Let’s put this into perspective. Nearly ten years ago you could’ve gotten around $2.60 AUD for £1 GBP. At that time, if you were to buy a $400,000 house in Oz, it would have set you back around £154,000. Today GBP/AUD stands at £1/$1.48 meaning the same house would cost you around £270,000 – nearly twice as much!! This example shoes the importance of maximising the rate of exchange you receive and any facilities your broker offers to help do this.
There are a number of options certain brokers offer to help minimise the risk involved with currency rate fluctuations. We will go over each of these in turn:
Updates. If requested, you can ask your dealer to contact you on a regular basis to highlight any significant changes in the environment and any imminent news that could cause a change.
Forward Contracts. Many brokers offer forward contracts that allow you to book a current rate that can be used to exchange at a particular point in the future. This is handy if:
- The currency rate is particularly favourable.
- If you have a budget that cannot be broken.
Flexible forward contracts. These types of contracts are pretty much the same as ‘a forward’ other than the fact you can drawdown all or part of the booked exchange prior to the maturity date.
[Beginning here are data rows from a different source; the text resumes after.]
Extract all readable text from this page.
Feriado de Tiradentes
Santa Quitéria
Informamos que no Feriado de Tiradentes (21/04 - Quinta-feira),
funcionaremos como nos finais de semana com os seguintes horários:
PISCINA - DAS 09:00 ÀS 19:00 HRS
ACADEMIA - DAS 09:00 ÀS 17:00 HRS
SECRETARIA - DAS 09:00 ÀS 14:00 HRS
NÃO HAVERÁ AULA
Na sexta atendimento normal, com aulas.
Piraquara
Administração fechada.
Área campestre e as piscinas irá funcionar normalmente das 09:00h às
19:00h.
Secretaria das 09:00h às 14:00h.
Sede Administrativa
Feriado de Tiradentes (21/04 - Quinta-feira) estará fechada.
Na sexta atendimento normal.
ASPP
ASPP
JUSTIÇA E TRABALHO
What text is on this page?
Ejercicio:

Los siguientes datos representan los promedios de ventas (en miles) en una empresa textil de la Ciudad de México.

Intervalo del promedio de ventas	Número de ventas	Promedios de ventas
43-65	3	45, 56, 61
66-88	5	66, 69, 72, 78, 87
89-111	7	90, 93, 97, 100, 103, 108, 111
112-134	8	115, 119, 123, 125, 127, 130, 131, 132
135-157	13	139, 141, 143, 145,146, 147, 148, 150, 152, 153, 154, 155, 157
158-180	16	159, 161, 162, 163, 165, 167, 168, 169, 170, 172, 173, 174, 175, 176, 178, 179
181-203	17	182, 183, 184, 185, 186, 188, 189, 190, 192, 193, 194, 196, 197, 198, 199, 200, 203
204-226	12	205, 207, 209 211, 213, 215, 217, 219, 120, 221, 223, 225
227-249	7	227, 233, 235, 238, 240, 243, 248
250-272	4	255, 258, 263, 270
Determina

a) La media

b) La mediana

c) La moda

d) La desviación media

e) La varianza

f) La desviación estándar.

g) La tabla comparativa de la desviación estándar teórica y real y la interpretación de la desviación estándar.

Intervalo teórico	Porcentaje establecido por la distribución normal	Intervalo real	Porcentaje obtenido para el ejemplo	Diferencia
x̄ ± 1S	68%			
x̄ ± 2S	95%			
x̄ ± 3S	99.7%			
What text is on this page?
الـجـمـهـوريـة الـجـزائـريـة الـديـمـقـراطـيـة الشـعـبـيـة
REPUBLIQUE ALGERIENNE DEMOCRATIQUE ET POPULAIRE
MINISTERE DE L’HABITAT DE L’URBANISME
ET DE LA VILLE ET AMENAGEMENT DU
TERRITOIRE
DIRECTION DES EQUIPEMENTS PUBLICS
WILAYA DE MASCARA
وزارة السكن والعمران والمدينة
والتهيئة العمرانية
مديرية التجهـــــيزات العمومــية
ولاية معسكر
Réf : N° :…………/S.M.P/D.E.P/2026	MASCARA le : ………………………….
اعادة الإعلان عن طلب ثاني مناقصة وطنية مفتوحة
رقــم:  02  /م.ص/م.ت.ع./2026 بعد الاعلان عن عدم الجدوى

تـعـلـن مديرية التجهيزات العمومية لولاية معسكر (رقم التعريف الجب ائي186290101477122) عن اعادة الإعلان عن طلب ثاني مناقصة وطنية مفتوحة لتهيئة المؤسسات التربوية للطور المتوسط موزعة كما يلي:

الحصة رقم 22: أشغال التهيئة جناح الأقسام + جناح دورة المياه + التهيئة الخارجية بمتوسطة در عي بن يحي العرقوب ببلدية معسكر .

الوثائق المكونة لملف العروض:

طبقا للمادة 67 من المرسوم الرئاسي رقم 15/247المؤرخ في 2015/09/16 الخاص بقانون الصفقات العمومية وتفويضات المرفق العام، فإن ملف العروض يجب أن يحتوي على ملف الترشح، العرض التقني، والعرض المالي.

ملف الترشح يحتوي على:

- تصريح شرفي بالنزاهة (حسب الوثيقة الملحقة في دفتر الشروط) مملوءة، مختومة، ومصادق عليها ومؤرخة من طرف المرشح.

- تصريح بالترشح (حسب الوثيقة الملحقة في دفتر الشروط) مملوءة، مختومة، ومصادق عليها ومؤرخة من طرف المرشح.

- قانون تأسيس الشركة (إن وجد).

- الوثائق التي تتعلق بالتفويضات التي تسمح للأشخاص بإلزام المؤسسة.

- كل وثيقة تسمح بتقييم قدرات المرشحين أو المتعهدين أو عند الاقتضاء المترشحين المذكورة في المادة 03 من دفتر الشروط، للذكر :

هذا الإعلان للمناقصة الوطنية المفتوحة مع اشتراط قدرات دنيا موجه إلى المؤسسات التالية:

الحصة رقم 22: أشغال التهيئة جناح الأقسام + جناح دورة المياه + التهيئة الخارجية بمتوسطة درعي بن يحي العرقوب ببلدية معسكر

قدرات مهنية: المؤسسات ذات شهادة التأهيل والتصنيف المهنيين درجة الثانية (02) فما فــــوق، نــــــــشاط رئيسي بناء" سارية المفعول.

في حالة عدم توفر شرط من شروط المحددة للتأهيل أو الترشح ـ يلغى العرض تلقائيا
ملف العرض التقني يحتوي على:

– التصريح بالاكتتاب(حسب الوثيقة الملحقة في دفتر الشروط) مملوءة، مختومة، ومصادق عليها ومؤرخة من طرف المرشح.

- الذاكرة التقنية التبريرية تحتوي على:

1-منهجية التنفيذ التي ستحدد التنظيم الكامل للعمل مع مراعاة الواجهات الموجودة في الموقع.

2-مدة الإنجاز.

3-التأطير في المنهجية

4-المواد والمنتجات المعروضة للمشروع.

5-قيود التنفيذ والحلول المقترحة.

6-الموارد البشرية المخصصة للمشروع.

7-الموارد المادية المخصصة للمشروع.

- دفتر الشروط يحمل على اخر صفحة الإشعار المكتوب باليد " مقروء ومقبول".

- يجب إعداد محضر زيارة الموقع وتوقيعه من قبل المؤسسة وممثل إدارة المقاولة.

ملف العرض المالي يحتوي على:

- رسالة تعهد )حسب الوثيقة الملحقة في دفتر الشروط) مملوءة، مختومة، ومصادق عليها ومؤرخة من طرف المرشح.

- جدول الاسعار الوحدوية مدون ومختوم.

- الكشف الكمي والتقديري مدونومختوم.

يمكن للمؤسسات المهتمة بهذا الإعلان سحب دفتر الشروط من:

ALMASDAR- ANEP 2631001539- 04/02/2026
Stop Loss. A stop loss is a facility that will automatically purchase the currency you require when it reaches a particular level (below the rate it is at now). This level will be the lowest possible rate you are comfortable exchanging at. By taking out a stop loss, you are leaving yourself open to the benefits of a rate going dramatically in your favour while ruling out the chance of it reaching a rate you are not happy with.
Limit order. The limit order is similar to a stop loss other than it works on the other end of the spectrum. You choose a rate that you are happy to exchange at and if the rate goes for you and hits the level you have set, the broker will automatically purchase the currency on your behalf.
A foreign exchange option gives the holder the right – but not the obligation, to purchase a currency at a particular point of time, at a pre-determined rate. The rate of exchange is guaranteed if the client chooses to take up the option but if it isn’t in their best interests to, they are not obligated to do so. Not all brokers offer options and they can be quite expensive although this premium can be well worth the investment considering the potential financial benefit and peace of mind it gives.